From the very beginning, we have not yet turned on l2population - well, our hands just didn’t reach. And in the new farm included. And look, after all such changes - it worked! Not only that - pings ceased to disappear from the word "general"! Previously, no, no, and the bag will disappear just like that - 0.1% and we thought it was generally good.
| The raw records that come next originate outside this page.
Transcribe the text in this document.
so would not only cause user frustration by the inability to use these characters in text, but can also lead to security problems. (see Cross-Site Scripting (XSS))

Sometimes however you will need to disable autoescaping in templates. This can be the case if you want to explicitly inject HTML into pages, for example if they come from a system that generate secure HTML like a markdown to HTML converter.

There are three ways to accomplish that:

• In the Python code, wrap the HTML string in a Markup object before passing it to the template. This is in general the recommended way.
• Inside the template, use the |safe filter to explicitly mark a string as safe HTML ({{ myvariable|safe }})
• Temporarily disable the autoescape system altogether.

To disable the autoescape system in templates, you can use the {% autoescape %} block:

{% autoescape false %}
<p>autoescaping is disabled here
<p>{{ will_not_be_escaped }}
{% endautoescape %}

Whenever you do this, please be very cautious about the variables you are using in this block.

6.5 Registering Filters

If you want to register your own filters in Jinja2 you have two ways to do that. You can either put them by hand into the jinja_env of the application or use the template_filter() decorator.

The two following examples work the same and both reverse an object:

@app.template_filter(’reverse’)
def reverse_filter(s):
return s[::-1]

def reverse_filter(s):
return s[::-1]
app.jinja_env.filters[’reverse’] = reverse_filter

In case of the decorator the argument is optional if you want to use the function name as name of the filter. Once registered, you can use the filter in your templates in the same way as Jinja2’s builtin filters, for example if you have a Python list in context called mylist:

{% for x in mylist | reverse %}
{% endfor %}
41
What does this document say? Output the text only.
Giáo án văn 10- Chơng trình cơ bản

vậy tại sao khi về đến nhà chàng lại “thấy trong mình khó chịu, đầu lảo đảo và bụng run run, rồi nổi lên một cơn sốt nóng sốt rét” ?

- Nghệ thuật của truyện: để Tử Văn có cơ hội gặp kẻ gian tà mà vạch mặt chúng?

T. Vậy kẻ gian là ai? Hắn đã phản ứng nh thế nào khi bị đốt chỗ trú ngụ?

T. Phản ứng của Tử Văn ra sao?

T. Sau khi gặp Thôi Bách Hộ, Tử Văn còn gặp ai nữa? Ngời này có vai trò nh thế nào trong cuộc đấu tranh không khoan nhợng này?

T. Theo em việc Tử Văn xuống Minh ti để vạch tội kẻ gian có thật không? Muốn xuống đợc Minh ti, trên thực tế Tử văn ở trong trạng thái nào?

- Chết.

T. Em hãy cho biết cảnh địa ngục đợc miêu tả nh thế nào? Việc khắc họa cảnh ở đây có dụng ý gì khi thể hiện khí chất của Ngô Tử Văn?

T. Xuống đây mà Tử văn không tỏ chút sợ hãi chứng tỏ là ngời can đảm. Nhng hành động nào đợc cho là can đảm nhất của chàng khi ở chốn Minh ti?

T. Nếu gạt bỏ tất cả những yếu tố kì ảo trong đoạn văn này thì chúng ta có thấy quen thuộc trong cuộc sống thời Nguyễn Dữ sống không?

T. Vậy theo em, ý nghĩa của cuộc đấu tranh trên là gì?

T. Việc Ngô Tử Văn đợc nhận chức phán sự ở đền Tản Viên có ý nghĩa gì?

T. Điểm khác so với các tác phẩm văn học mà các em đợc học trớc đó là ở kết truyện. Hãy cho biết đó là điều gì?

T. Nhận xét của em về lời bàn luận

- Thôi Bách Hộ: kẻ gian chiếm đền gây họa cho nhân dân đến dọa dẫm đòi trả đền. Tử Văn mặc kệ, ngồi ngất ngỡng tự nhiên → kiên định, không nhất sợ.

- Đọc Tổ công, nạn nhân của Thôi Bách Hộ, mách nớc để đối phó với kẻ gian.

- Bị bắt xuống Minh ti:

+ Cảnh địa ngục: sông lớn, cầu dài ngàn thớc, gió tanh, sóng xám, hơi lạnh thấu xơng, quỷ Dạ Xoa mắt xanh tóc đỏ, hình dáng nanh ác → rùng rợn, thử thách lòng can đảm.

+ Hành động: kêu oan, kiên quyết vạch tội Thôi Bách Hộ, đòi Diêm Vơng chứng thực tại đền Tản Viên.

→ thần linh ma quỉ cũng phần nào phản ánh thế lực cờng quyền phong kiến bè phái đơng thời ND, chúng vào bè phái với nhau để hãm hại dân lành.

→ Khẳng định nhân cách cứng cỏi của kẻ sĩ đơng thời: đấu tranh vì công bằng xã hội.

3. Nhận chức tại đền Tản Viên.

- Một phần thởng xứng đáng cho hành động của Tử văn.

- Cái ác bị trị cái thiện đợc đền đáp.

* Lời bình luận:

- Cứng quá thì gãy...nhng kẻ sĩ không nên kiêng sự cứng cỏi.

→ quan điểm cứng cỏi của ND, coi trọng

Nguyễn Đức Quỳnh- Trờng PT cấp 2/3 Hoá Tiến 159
Because it’s much worse when a quarter or even half disappeared.
[DEFAULT]
bind_host = 192.168.1.4
auth_strategy = keystone
core_plugin = ml2
allow_overlapping_ips = True
service_plugins = router
base_mac = fa 17: a1: 00: 00: 00
notify_nova_on_port_status_changes = true
notify_nova_on_port_data_changes = true
advertise_mtu = true
allow_automatic_dhcp_failover = true
dhcp_agents_per_network = 3
dvr_base_mac = fa: 17: b1: 00: 00: 00
router_distributed = true
allow_automatic_l3agent_failover = true
l3_ha = true
max_l3_agents_per_router = 3
rpc_backend = rabbit
[agent]
root_helper = sudo / usr / bin / neutron-rootwrap /etc/neutron/rootwrap.conf
[database]
connection = mysql + pymysql: // neutron: ZPASSWORDZ @ mama / neutron
[keystone_authtoken]
auth_uri = mama : 5000
auth_url = mama : 35357
memcached_servers = mama: 11230
auth_plugin = password
project_domain_name = default
user_domain_name = default
project_name = service
username = neutron
password = ZPASSWORDZ
[nova]
auth_url = mama : 35357
auth_plugin = password
project_domain_name = default
user_domain_name = default
region
project_name = service
username = nova
password = ZPASSWORDZ
[oslo_messaging_rabbit]
rabbit_userid = openstack
rabbit_password = ZPASSWORDZ
rabbit_durable_queues = true
rabbit_hosts = mama: 5673
rabbit_retry_interval = 1
rabbit_retry_backoff = 2
rabbit_max_retries = 0
rabbit_ha_queues = false
[quotas]
quota_network = 100
quota_subnet = 200
quota_port = - 1
quota_router = 100
quota_floatingip = -1
quota_security_group = -1
quota_security_group_rule = -1
[DEFAULT]
bind_host = 192.168.1.7
bind_port = 9696
auth_strategy = keystone
core_plugin = ml2
allow_overlapping_ips = True
service_plugins = router
base_mac = fa:17:c1:00:00:00
notify_nova_on_port_status_changes = true
notify_nova_on_port_data_changes = true
allow_automatic_dhcp_failover = true
dhcp_agents_per_network = 3
dvr_base_mac = fa:17:d1:00:00:00
router_distributed = true
allow_automatic_l3agent_failover = true
l3_ha = true
max_l3_agents_per_router = 3
rpc_backend = rabbit
[agent]
root_helper = sudo / usr / bin / neutron-rootwrap /etc/neutron/rootwrap.conf
[database]
connection = mysql + pymysql: // neutron: ZPASSWORDZ @ mama / neutron
[keystone_authtoken]
auth_uri = mama : 5000
auth_url = mama : 35357
memcached_servers = mama: 11230
auth_plugin = password
project_domain_name = default
user_domain_name = default
project_name = service
username = neutron
password = ZPASSWORDZ
[nova]
auth_url = mama : 35357
auth_plugin = password
project_domain_name = default
user_domain_name = default
region
service = project_name
username = nova
password = ZPASSWORDZ
[oslo_messaging_rabbit]
rabbit_hosts = mama: 5673
rabbit_userid = openstack
rabbit_password = ZPASSWORDZ
rabbit_durable_queues = true
rabbit_retry_interval = 1
rabbit_retry_backoff = 2
rabbit_max_retries = 0
rabbit_ha_queues = true
We waited patiently for a day (but I wanted to run, shouting “everything worked!”), We applied similar changes in the old farm. The second week - normal flight.
Conclusion
Conclusion: of course, all this would not have happened if we had not configured manually, but through an automated installer. However, the experience gained is invaluable.